The longer the heating time of the print head heater is, the more the heat is and then the higher the printing density is. Therefore, the printing effect of different density levels, i.e., grayscale levels, is obtained by controlling the length of the heating time. Referring to FIG. 2 and FIG. 3, FIG. 2 illustrates a schematic view of a traditional grayscale printing control method; and FIG. 3 is a schematic view of the constitution of the strobe time of the grayscale levels in the method.
This method specifically includes the following steps:    Step S11, the heating time (tu) of a reference grayscale is set;    Step S12, when the print head heater receives data of 1, the heater heats, and when receives data of 0, the heater does not heat.    Step S13, n (n=1, 2, 3 . . . ) pulses are continuously transmitted, and corresponding to each pulse n binary data “1” are transmitted to the heater.
It can be seen that since n pulses need to be continuously transmitted while performing multiple grayscale levels of printing using the above control method, the grayscale levels will not be in direct proportion to the times of printing due to the heat accumulation of the print head, thus resulting in grayscale distortion and then affecting the printing quality.
To solve this problem, a US patent (U.S. Pat.

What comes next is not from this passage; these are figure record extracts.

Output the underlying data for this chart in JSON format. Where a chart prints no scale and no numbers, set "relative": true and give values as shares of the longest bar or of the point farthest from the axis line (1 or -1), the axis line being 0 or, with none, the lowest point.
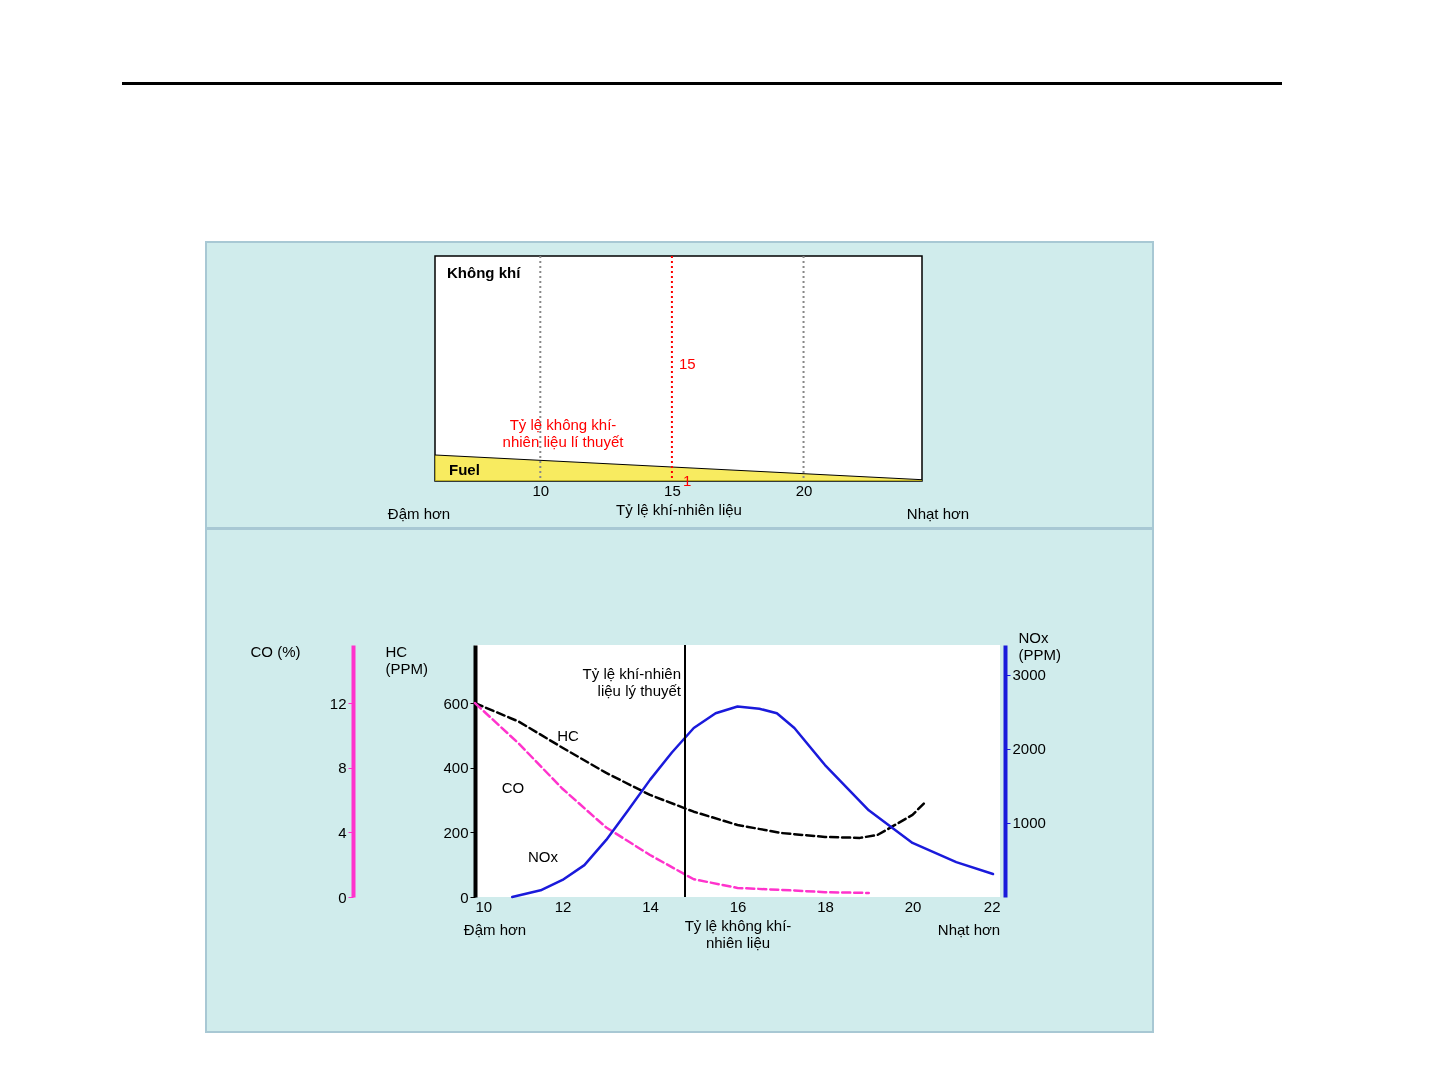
{
  "chart_data": [
    {
      "type": "area",
      "relative": true,
      "x": [
        6,
        24.5
      ],
      "values": [
        1,
        0.05
      ],
      "color": "#f5e31c",
      "xlim": [
        6,
        24.5
      ],
      "xticks": [
        10,
        15,
        20
      ],
      "xlabel": "Tỷ lệ khí-nhiên liệu",
      "grid": false,
      "ref_lines": [
        {
          "axis": "x",
          "value": 10,
          "color": "#888888",
          "line_style": "dotted"
        },
        {
          "axis": "x",
          "value": 20,
          "color": "#888888",
          "line_style": "dotted"
        },
        {
          "axis": "x",
          "value": 15,
          "color": "#ff0000",
          "line_style": "dotted",
          "label": "Tỷ lệ không khí-\nnhiên liệu lí thuyết"
        }
      ],
      "annotations": [
        "Không khí",
        "Fuel",
        "15",
        "1",
        "Đậm hơn",
        "Nhạt hơn"
      ]
    },
    {
      "type": "line",
      "xlim": [
        10,
        22
      ],
      "xticks": [
        10,
        12,
        14,
        16,
        18,
        20,
        22
      ],
      "xlabel": "Tỷ lệ không khí-\nnhiên liệu",
      "ylabel": "HC\n(PPM)",
      "ylim": [
        0,
        780
      ],
      "yticks": [
        0,
        200,
        400,
        600
      ],
      "y2label": "NOx\n(PPM)",
      "y2lim": [
        0,
        3400
      ],
      "y2ticks": [
        1000,
        2000,
        3000
      ],
      "y3label": "CO (%)",
      "y3lim": [
        0,
        15.6
      ],
      "y3ticks": [
        0,
        4,
        8,
        12
      ],
      "grid": false,
      "marker": "none",
      "series": [
        {
          "name": "HC",
          "color": "#000000",
          "line_style": "dashed",
          "axis": "y",
          "x": [
            10,
            11,
            12,
            13,
            14,
            15,
            16,
            17,
            18,
            18.8,
            19.2,
            19.6,
            20,
            20.3
          ],
          "values": [
            600,
            543,
            462,
            384,
            316,
            264,
            223,
            198,
            186,
            183,
            192,
            223,
            254,
            295
          ]
        },
        {
          "name": "CO",
          "color": "#ff33cc",
          "line_style": "dashed",
          "axis": "y3",
          "x": [
            10,
            11,
            12,
            13,
            14,
            15,
            16,
            17,
            18,
            19
          ],
          "values": [
            12,
            9.5,
            6.7,
            4.3,
            2.6,
            1.1,
            0.56,
            0.44,
            0.3,
            0.25
          ]
        },
        {
          "name": "NOx",
          "color": "#1a1adb",
          "line_style": "solid",
          "axis": "y2",
          "x": [
            10.85,
            11.5,
            12,
            12.5,
            13,
            13.5,
            14,
            14.5,
            15,
            15.5,
            16,
            16.5,
            16.9,
            17.3,
            18,
            19,
            20,
            21,
            21.84
          ],
          "values": [
            0,
            90,
            230,
            430,
            770,
            1170,
            1580,
            1950,
            2280,
            2480,
            2570,
            2540,
            2480,
            2280,
            1780,
            1170,
            730,
            470,
            310
          ]
        }
      ],
      "ref_lines": [
        {
          "axis": "x",
          "value": 14.8,
          "color": "#000000",
          "line_style": "solid",
          "label": "Tỷ lệ khí-nhiên\nliệu lý thuyết"
        }
      ],
      "annotations": [
        "Đậm hơn",
        "Nhạt hơn"
      ]
    }
  ]
}
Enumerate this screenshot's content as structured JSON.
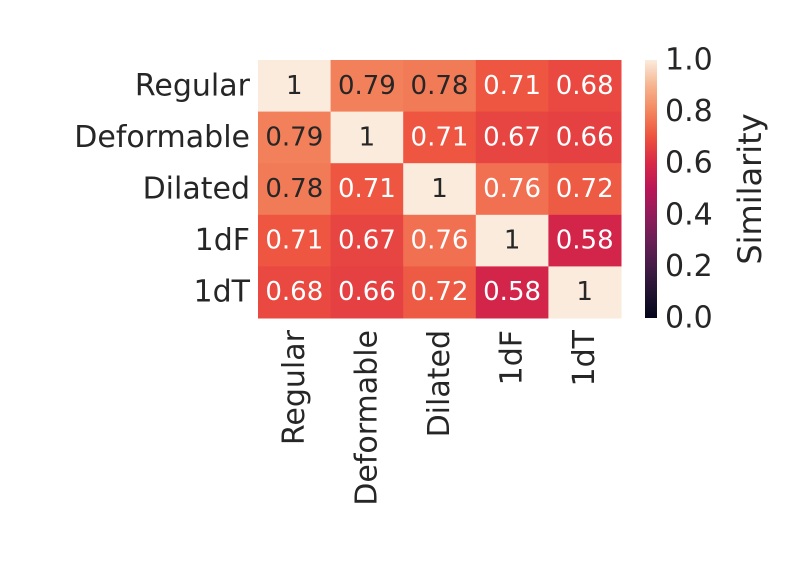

No. 6,798,433), entitled “Method for Increasing Thermal Print Quality”, discloses a control method, and as shown in FIG. 4 and FIG. 5, FIG. 4 is a flow chart of the control method, and FIG. 5 is a schematic view of the constitution of the strobe time of the grayscale levels in the control method.
The control method specifically includes the following steps:    Step S21, the heating time (tu) of a reference grayscale is set;    Step S22, when the print head heater receives data of 1, the heater heats, and when receives data of 0, the heater does not heat.    Step S23, n pulses are transmitted, a time is set for each pulse interval, and corresponding to each pulse n binary data “1” are transmitted to the heater.
It can be seen that the above method reserves enough heat dissipation time for the print head by setting the interval between the transmission of every two pulses, and then avoids the problem in the printing effect of the distortion due to heat accumulation. However, this method also has some defects: relatively slow printing speed, especially for a relatively high grayscale level of printing, the printing speed is affected since a relatively large number of pulses need to be transmitted and the data transmission takes a relatively long time.